Nota de repúdio aos casos de feminicídio em Sergipe
A Câmara Municipal de Aracaju repudia veementemente os casos recentes de feminicídio em Sergipe e se solidariza com os familiares e amigos das vítimas. Infelizmente, o que se observa é um aumento significativo de casos desse tipo, não apenas no estado, como em todo o país. De acordo com o Fórum Brasileiro de Segurança Pública, o Brasil registrou, em 2025, o maior número de feminicídios da última década. Foram 1.568 mulheres assassinadas em razão de sua condição de gênero, um aumento de 4,7% em relação a 2024, quando houve 1492 casos.
Especificamente em Sergipe, a violência contra a mulher apresenta um cenário complexo: embora o estado tenha uma das menores taxas de feminicídio do Nordeste, houve um aumento de 50% nos casos em 2025. A maioria das vítimas são mulheres pardas, com mais de 35 anos, e os agressores são, em geral, companheiros ou ex-companheiros.
A barbárie do feminicídio é fruto de uma cultura de violência estrutural contra a mulher, alicercada no patriarcado que prepondera em nossa sociedade. Diante da complexidade deste fenômeno social, é preciso enfrentá-lo com ações de responsabilização e repressão, mas sobretudo com ações preventivas, para que haja uma mudança de mentalidade da população. Neste sentido, ações educativas que enfrentem a cultura de violência e do machismo se fazem fundamentais para superar os casos de feminicídio e de violência contra a mulher de um modo geral.

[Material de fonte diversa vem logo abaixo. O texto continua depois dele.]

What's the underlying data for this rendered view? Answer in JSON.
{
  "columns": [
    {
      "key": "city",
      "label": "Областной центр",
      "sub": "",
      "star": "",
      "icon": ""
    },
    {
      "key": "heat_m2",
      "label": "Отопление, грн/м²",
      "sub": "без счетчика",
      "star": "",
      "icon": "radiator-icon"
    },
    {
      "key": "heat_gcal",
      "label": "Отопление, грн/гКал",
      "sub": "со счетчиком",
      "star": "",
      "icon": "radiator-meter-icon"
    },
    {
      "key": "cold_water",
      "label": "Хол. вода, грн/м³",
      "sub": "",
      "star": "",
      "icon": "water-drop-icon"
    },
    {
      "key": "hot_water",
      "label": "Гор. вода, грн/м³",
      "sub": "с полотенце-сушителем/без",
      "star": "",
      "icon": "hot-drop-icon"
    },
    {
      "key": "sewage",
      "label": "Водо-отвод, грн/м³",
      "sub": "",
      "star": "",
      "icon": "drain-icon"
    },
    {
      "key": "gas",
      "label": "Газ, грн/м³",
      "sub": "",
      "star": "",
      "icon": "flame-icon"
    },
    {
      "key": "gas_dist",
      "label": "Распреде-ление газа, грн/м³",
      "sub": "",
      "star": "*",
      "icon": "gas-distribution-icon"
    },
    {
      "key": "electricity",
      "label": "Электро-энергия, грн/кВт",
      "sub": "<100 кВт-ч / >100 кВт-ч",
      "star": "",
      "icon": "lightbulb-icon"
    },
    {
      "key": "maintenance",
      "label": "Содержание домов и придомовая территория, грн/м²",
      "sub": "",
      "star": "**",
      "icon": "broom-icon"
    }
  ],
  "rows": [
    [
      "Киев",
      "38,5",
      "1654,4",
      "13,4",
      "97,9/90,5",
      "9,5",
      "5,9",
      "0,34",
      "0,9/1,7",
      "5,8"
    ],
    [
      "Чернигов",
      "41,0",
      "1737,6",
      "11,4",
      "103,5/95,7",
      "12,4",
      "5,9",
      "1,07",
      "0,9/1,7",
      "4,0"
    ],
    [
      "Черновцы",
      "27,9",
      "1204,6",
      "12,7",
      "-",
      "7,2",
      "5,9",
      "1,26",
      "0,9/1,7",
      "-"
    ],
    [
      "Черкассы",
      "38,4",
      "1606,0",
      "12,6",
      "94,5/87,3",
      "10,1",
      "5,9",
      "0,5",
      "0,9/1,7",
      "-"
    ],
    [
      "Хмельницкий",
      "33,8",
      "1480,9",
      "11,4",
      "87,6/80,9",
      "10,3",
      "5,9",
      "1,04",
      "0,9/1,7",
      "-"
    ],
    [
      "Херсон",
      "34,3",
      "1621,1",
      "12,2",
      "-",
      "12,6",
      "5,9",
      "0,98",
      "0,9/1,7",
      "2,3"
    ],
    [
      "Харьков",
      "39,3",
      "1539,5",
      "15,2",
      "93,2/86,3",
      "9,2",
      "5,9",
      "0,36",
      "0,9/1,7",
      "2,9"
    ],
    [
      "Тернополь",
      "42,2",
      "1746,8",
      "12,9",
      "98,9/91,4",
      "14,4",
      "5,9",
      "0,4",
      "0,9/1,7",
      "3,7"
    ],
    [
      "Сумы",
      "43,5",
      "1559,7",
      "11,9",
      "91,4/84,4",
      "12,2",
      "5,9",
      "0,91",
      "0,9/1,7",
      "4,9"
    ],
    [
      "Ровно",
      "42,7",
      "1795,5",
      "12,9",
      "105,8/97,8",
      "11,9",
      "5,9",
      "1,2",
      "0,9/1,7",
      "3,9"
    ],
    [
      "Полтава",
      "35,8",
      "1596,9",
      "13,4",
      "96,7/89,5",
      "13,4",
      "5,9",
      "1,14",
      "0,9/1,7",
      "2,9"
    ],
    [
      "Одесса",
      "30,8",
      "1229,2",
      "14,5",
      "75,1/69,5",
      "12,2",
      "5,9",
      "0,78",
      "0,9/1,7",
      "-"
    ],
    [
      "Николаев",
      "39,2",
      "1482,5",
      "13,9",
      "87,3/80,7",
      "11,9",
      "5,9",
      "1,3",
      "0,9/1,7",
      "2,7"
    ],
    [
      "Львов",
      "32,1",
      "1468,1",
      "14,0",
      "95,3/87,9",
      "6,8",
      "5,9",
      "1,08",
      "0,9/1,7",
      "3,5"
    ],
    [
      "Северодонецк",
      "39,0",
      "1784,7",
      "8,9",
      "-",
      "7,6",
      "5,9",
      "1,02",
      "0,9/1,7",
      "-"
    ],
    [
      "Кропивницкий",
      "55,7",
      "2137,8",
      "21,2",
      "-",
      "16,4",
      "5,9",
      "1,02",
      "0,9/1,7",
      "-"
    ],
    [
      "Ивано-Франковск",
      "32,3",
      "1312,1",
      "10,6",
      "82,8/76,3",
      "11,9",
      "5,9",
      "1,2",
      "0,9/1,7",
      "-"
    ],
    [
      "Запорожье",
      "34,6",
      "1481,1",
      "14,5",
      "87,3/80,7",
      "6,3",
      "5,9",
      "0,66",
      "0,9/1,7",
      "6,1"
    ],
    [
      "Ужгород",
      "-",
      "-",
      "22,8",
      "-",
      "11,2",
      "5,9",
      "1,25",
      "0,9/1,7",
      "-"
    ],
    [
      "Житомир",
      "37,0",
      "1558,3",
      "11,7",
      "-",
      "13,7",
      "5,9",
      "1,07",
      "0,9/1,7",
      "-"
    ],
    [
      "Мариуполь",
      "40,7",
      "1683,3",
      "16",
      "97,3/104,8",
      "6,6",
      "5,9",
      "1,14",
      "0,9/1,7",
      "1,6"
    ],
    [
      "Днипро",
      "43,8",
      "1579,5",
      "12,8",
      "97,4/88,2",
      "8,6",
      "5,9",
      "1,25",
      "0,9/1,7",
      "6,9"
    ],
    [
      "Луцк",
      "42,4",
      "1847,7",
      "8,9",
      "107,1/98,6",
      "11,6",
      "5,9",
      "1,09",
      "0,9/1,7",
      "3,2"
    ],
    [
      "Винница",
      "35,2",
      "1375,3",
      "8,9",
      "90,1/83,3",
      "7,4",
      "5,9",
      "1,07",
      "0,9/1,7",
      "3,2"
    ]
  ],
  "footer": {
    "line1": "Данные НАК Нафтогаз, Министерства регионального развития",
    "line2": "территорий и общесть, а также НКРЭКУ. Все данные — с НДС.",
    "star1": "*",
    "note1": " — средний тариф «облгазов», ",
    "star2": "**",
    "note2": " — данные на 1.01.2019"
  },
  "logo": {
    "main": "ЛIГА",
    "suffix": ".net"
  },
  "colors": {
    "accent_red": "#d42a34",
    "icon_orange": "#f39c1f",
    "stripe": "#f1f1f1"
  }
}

No cenário nacional, o principal instrumento normativo de combate à violência contra a mulher é a Lei 11.340/2006, a Lei Maria da Penha, que cria mecanismos para coibir e prevenir a violência doméstica e familiar contra a mulher e estabelece medidas de assistência e proteção às mulheres em situação de violência doméstica e familiar.
Na Câmara Municipal de Aracaju, a Procuradoria da Mulher também busca enfrentar este grave cenário, por meio de parcerias com outras instituições, assim como de ações de conscientização de direitos e combate à violência contra a mulher nas comunidades e em escolas. Além disso, realiza atendimentos psicológicos, assistenciais e jurídicos ao público feminino, por meio de uma equipe multidisciplinar.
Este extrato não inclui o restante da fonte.